Roma — “Todos os historiadores têm interpretações diferentes dos fatos. Também algumas mais excêntricas. Ouça bem: também as mais excêntricas…” Assim o ministro da Justiça, Carlo Nordio, em loden escuro e passo acelerado, resumiu ao nosso correspondente a leitura pública feita pelo historiador Alessandro Barbero acerca do referendo sobre a separação de carreiras.
Barbero, conhecido por alcançar um público jovem com seus podcasts e aulas, divulgou no domingo um vídeo em que manifestava voto de Não à reforma que separa as trajetórias de magistrados e procuradores. No registro, o historiador alertava para o risco de um quadro em que magistrados “recebem ordens e podem ser punidos pelo Governo”, evocando o temor de um retorno a práticas típicas de um Estado autoritário, em que o Executivo poderia “dar ordens aos magistrados e ameaçá-los com sanções”.

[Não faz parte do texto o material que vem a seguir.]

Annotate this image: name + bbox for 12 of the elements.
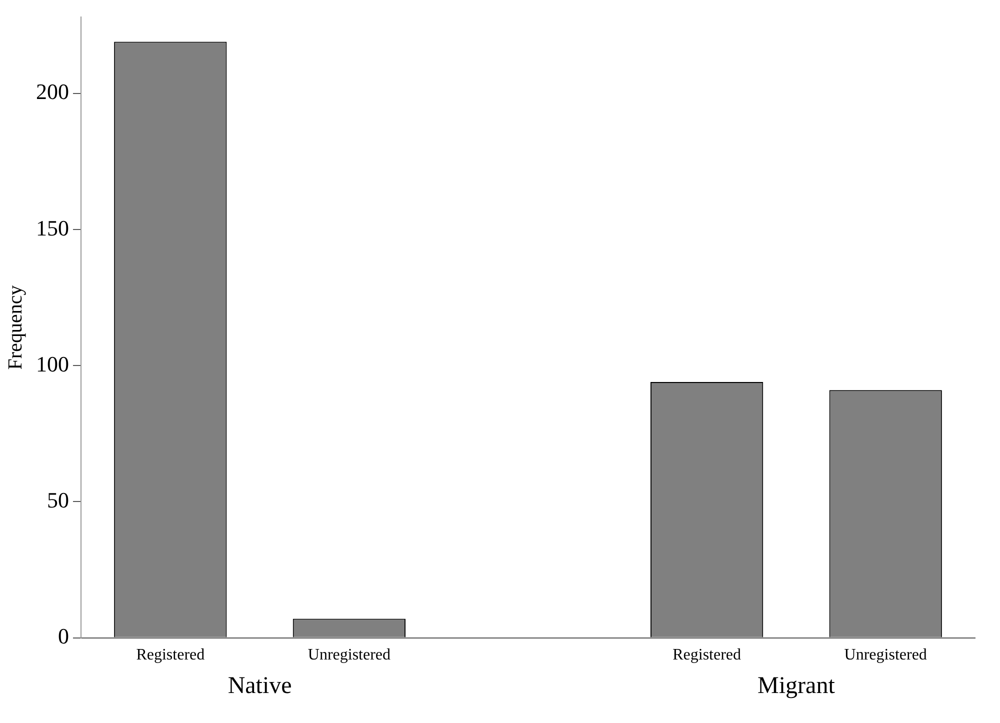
y-tick-label: 150 (36, 215, 69, 240)
y-tick-label: 200 (36, 79, 69, 104)
y-tick-label: 100 (36, 351, 69, 376)
text: Migrant (758, 673, 836, 699)
y-tick-label: 0 (58, 624, 69, 649)
text: Native (228, 673, 292, 699)
x-tick-label: Registered (136, 646, 205, 664)
y-tick-label: 50 (47, 487, 69, 512)
x-tick-label: Unregistered (844, 646, 927, 664)
x-tick-label: Unregistered (308, 646, 391, 664)
x-tick-label: Registered (672, 646, 742, 664)
y-axis-title: Frequency (4, 285, 26, 370)
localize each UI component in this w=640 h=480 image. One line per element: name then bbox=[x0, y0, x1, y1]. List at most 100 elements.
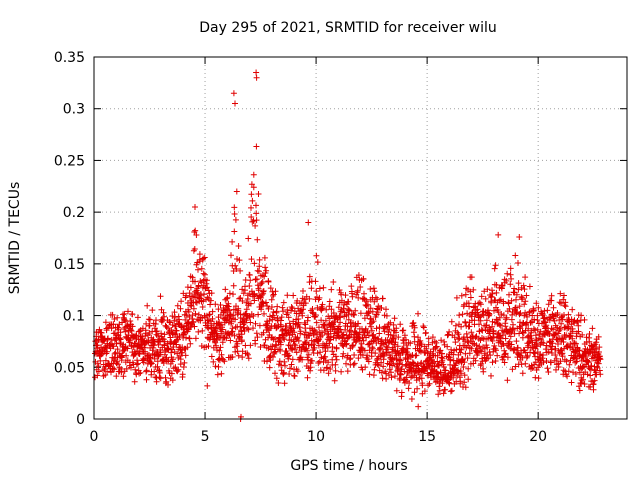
data-point bbox=[359, 346, 366, 353]
data-point bbox=[287, 365, 293, 372]
data-point bbox=[275, 380, 282, 386]
data-point bbox=[491, 307, 497, 314]
data-point bbox=[251, 260, 258, 267]
data-point bbox=[250, 184, 257, 191]
data-point bbox=[415, 310, 421, 317]
data-point bbox=[540, 352, 547, 358]
data-point bbox=[208, 353, 215, 360]
data-point bbox=[342, 292, 349, 299]
data-point bbox=[264, 303, 271, 309]
data-point bbox=[249, 197, 256, 204]
data-point bbox=[129, 323, 136, 330]
data-point bbox=[253, 330, 260, 337]
data-point bbox=[261, 310, 267, 317]
data-point bbox=[440, 390, 447, 397]
data-point bbox=[387, 331, 394, 338]
data-point bbox=[545, 301, 552, 308]
data-point bbox=[352, 307, 359, 314]
data-point bbox=[196, 258, 203, 265]
data-point bbox=[224, 294, 231, 301]
data-point bbox=[504, 377, 511, 384]
data-point bbox=[480, 368, 487, 375]
data-point bbox=[94, 342, 101, 349]
data-point bbox=[451, 334, 458, 341]
data-point bbox=[386, 326, 393, 333]
data-point bbox=[212, 363, 219, 370]
data-point bbox=[250, 313, 257, 319]
data-point bbox=[564, 373, 571, 380]
data-point bbox=[551, 317, 558, 324]
data-point bbox=[118, 369, 125, 376]
data-point bbox=[291, 373, 298, 380]
data-point bbox=[535, 375, 542, 382]
data-point bbox=[414, 385, 421, 392]
data-point bbox=[204, 317, 211, 323]
data-point bbox=[468, 274, 475, 281]
data-point bbox=[319, 332, 326, 339]
data-point bbox=[143, 368, 150, 375]
y-tick-label: 0 bbox=[76, 412, 85, 428]
data-point bbox=[405, 385, 412, 392]
data-point bbox=[247, 319, 254, 326]
data-point bbox=[508, 316, 515, 323]
data-point bbox=[484, 286, 491, 293]
data-point bbox=[512, 304, 519, 311]
data-point bbox=[417, 371, 424, 378]
data-point bbox=[401, 332, 408, 339]
data-point bbox=[581, 316, 588, 323]
data-point bbox=[238, 337, 245, 344]
data-point bbox=[426, 380, 433, 387]
data-point bbox=[575, 322, 582, 329]
data-point bbox=[179, 371, 186, 378]
data-point bbox=[515, 260, 521, 266]
data-point bbox=[213, 342, 220, 349]
data-point bbox=[550, 304, 557, 311]
data-point bbox=[379, 375, 386, 382]
data-point bbox=[123, 352, 130, 359]
data-point bbox=[267, 357, 274, 364]
data-point bbox=[111, 366, 118, 373]
data-point bbox=[274, 303, 281, 310]
data-point bbox=[163, 378, 170, 385]
data-point bbox=[355, 320, 362, 327]
data-point bbox=[333, 356, 340, 363]
data-point bbox=[351, 360, 358, 367]
data-point bbox=[322, 348, 329, 355]
data-point bbox=[245, 235, 252, 242]
data-point bbox=[177, 361, 184, 368]
data-point bbox=[300, 306, 306, 313]
data-point bbox=[232, 100, 238, 107]
data-point bbox=[462, 384, 469, 391]
data-point bbox=[450, 374, 457, 381]
data-point bbox=[199, 327, 206, 334]
data-point bbox=[244, 351, 251, 358]
data-point bbox=[495, 231, 502, 238]
data-point bbox=[522, 298, 529, 305]
data-point bbox=[194, 289, 201, 296]
data-point bbox=[253, 69, 260, 76]
data-point bbox=[190, 318, 197, 325]
data-point bbox=[158, 318, 165, 325]
data-point bbox=[497, 322, 504, 329]
data-point bbox=[557, 290, 564, 297]
data-point bbox=[535, 304, 542, 311]
data-point bbox=[265, 278, 272, 285]
data-point bbox=[127, 318, 134, 324]
data-point bbox=[545, 369, 552, 375]
data-point bbox=[460, 364, 467, 370]
data-point bbox=[218, 370, 225, 377]
data-point bbox=[397, 357, 404, 364]
data-point bbox=[398, 389, 405, 396]
data-point bbox=[470, 286, 477, 293]
data-point bbox=[178, 298, 185, 305]
data-point bbox=[425, 335, 432, 342]
y-tick-label: 0.35 bbox=[54, 50, 85, 66]
data-point bbox=[548, 292, 555, 299]
data-point bbox=[526, 283, 533, 290]
data-point bbox=[272, 288, 279, 295]
data-point bbox=[547, 314, 554, 321]
data-point bbox=[502, 335, 509, 342]
data-point bbox=[569, 306, 576, 313]
data-point bbox=[575, 347, 582, 354]
data-point bbox=[270, 309, 277, 315]
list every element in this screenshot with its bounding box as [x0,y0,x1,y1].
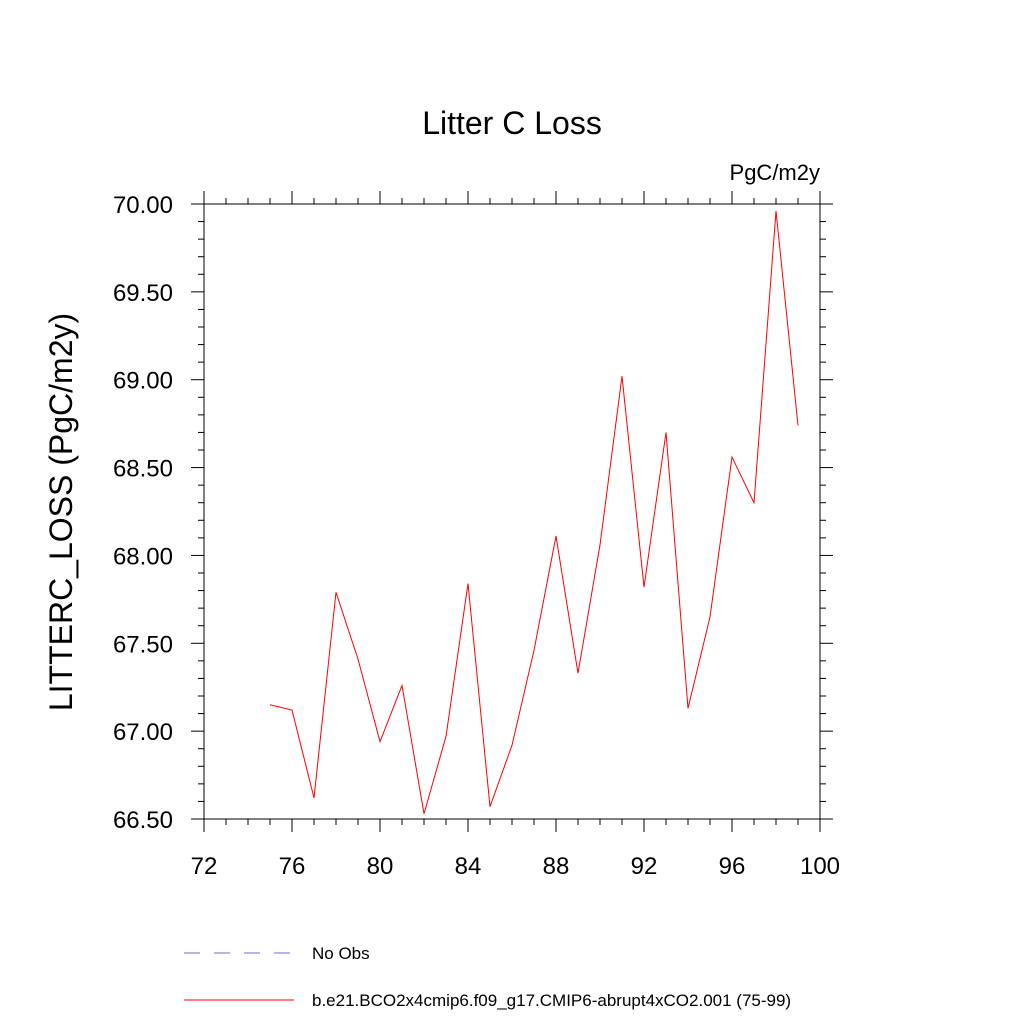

Encarada com desdém pelo Guardasigilli, a posição de Barbero foi qualificada por Nordio como “excêntrica“. O episódio ocorreu em Montecitorio, antes da participação do ministro no congresso “Giustizia Giusta“, promovido pelo comitê “Giustizia Sì” em parceria com a “Unione Italiana Forense”. Ao subir, ainda, para o elevador que o levaria à Sala della Regina, Nordio foi questionado sobre o reduzido número de provvedimenti disciplinares aplicados a magistrados nos últimos anos.
Sobre esse ponto, o ministro defendeu a inovação prevista na reforma: a criação da Alta Corte disciplinare, órgão que, segundo ele, “serve a isso: poderá decidir sem sofrer o correntismo dell’attuale CSM”. Em outras palavras, Nordio pintou a reforma como um reforço dos alicerces institucionais, destinado a proteger a disciplina interna da influência de correntes e interesses internos — uma tentativa de “construir” um sistema disciplinar mais neutro e resistente ao peso das facções.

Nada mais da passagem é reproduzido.